Galeotto fu l'annuncio sul GdB, il negozio del barbiere Nino ha 50 anni
Cinquant’anni esatti fa, un ragazzo di 23 anni arriva in stazione a Brescia. Città nuova, sconosciuta, ma nella sua testa un’autentica scommessa. «Avvolta in una nebbia incredibile vista dagli occhi di un calabrese», ci confida. Antonino Barone - per gli amici Nino - ancora non lo sa, ma un domino di coincidenze sta per farlo restare all’ombra del Cidneo per sempre. «Appena sceso dal treno ho chiesto all’edicola della stazione il quotidiano locale: su quella copia del Giornale di Brescia c’era l’annuncio di lavoro che mi ha cambiato la vita». Recitava più o meno così: «Cercansi lavorante barbiere in via Aurelio Saffi 2: presentarsi di persona, non abbiamo il telefono». Detto, fatto. Dopo aver trovato la strada con l’aiuto di un vigile urbano, quello stesso pomeriggio Nino fa un taglio capelli di prova, con la valigia ancora da disfare in un angolo. Assunto. E da quel giorno, la bottega piccola e intima da due postazioni diventerà la sua seconda casa.
Mai cambiato negozio
«Nel giro di pochi mesi ho rilevato l’attività dall’ex proprietario e sono sempre rimasto qui». Mai cambiato indirizzo? «Non mi è neanche mai venuto in mente, qui si sta un gran bene». La sua attività soffia quest’anno su 50 candeline, ma il negozio di barbiere esiste fin dal 1959, come testimonia l’insegna originale che luccica intatta sotto ai portici ai piedi del cavalcavia Kennedy, tra un locale sfitto e un bar gestito da una famiglia cinese. «Il negozio è nato insieme al condominio e non ha mai abbassato la saracinesca, se non per le mie vacanze».
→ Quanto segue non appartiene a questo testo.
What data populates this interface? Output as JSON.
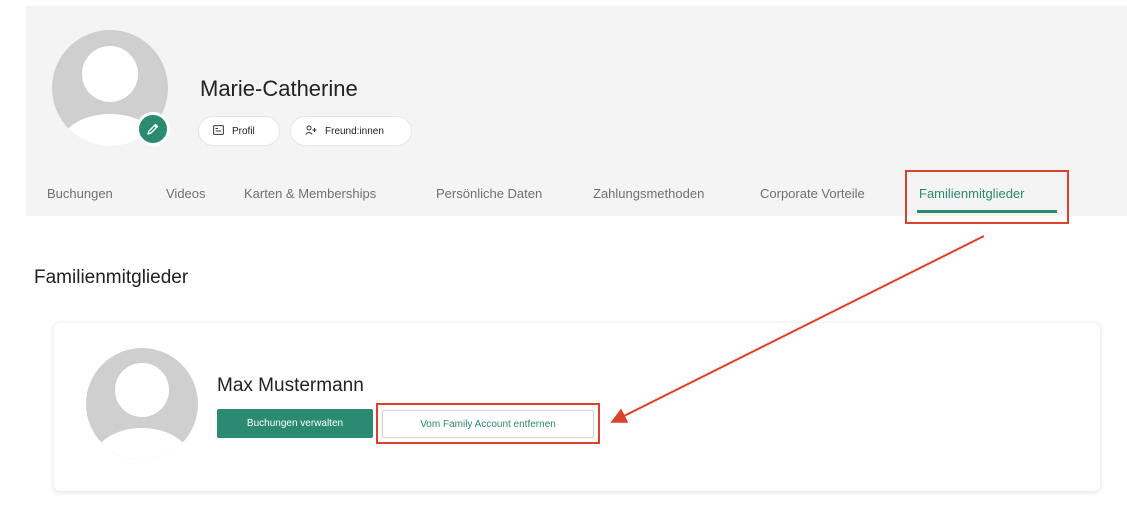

Attraverso la vetrina, schermata da una discreta tenda veneziana, Barone ha visto il quartiere crescere e cambiare insieme a lui. «Tantissimi negozi hanno aperto e poi chiuso, ma ci sono tre inossidabili in questo isolato: Alloni Fiori, il calzolaio e io». Lo raccontano anche i cimeli su una mensola, in contrasto con le forbici nuove e le pomate dalle etichette moderne: sono uno spruzzatore in vetro per colonia, di quelli alla vecchia maniera con la pompetta, macchinette vintage per la barba e uno strano aggeggio per affilare i rasoi.
Progetti per il futuro
E domani? A 73 anni non è stanco di lavorare? «Non mi pesa, anzi mi piace. Vengo a piedi o in bicicletta, incontro gente, faccio due parole. E lascio in pace mia moglie (ride ndr). Se però bussasse alla mia porta un bravo ragazzo, che apprezza le piccole cose e ha a cuore il lavoro, sarei felice di rappresentare per lui il colpo di fortuna che ebbi io, ormai mezzo secolo fa». Nino sorride e mentre accarezza la pelle liscia delle sue poltrone reclinabili, originali degli anni ’70 e ritappezzate solo una volta, si commuove un po’.
Quanti uomini hanno affidato alle sue mani barba e capelli? «Non saprei contarli, credo migliaia. Alcuni sono invecchiati con me, sono miei clienti dall’inizio, altri mi hanno portato i loro figli». Una clientela di nicchia, complice anche la zona: avvocati, ingegneri, imprenditori, giornalisti. «C’era un importante imprenditore che quando si arrabbiava in azienda veniva a farsi fare lo shampoo. Diceva che era l’unico modo per calmarsi, capitava venisse anche tre volte in una settimana». Qual è il segreto? «L’accoglienza, capire chi hai davanti, intuire se vuole sfogarsi o stare in silenzio. Si diventa complici, si crea una grande confidenza, si parla di tutto. E si diventa anche amici».